Pressley was a member of the under-20 team that captured gold at the CONCACAF Qualifier thus earning an automatic berth in the FIFA World Cup. She played every minute of every game in the tournament as a member of the team's defensive line and tallied an assist in a 5–0 victory over Switzerland. The United States reached the quarter-finals of the 2010 FIFA U-20 Women's World Cup in Germany. In June 2011, Pressley participated with the U-23 team at the Three Nations Tournament in Falun, Sweden, from June 12–22, 2011.

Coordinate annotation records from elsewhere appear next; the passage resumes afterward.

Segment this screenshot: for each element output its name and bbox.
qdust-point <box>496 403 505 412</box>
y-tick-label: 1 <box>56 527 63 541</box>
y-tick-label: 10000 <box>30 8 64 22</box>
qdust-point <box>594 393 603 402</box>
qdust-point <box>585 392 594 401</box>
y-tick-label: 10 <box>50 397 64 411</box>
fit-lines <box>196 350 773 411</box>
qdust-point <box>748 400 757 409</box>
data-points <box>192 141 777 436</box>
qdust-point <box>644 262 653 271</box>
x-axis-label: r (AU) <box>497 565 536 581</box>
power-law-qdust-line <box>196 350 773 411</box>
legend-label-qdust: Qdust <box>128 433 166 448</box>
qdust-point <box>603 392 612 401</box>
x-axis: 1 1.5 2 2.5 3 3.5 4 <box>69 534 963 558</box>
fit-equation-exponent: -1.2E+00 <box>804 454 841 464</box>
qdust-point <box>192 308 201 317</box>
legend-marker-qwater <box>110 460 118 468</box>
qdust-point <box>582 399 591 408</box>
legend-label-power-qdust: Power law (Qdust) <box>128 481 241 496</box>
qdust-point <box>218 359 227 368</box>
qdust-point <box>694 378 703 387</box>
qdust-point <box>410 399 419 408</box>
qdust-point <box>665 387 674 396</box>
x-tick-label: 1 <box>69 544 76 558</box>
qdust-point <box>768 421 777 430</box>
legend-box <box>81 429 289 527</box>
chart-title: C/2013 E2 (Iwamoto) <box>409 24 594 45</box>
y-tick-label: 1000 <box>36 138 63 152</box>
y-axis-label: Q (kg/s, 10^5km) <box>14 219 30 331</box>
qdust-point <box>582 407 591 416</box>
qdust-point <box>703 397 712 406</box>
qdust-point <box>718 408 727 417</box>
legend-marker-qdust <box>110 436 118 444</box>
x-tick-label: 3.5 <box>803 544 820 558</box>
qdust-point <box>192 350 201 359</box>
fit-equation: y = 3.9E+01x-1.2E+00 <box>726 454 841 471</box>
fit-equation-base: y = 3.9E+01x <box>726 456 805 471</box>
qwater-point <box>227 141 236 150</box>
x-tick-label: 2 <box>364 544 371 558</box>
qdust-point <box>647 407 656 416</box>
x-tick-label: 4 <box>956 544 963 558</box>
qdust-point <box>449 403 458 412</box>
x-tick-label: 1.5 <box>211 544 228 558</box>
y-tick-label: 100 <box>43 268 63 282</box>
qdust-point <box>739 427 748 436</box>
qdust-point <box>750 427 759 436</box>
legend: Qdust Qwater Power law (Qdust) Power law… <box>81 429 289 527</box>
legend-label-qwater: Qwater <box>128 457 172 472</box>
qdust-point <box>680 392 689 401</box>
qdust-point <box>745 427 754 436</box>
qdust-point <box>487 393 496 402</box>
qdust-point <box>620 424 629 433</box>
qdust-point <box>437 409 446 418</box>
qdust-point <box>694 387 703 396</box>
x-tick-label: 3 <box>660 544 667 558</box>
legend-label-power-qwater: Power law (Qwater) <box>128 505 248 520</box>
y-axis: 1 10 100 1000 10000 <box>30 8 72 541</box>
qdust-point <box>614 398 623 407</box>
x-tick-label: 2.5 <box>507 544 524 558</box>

Pressley competed for the United States women's national under-23 soccer team and won the Four Nations tournament in La Manga Club, Spain.

==Personal life==

In August 2019, Pressley began treatment for breast cancer.

In January 2021, Pressley announced her engagement to Orlando Pride teammate Marta Vieira da Silva. The engagement was later called off.

Pressley is a vegan and self-described animal lover. She says veganism has helped her become a better athlete. She released a cookbook featuring plant-based recipes in 2023 titled, Girls Gone Veg, with her former Orlando Pride teammate Ali Riley.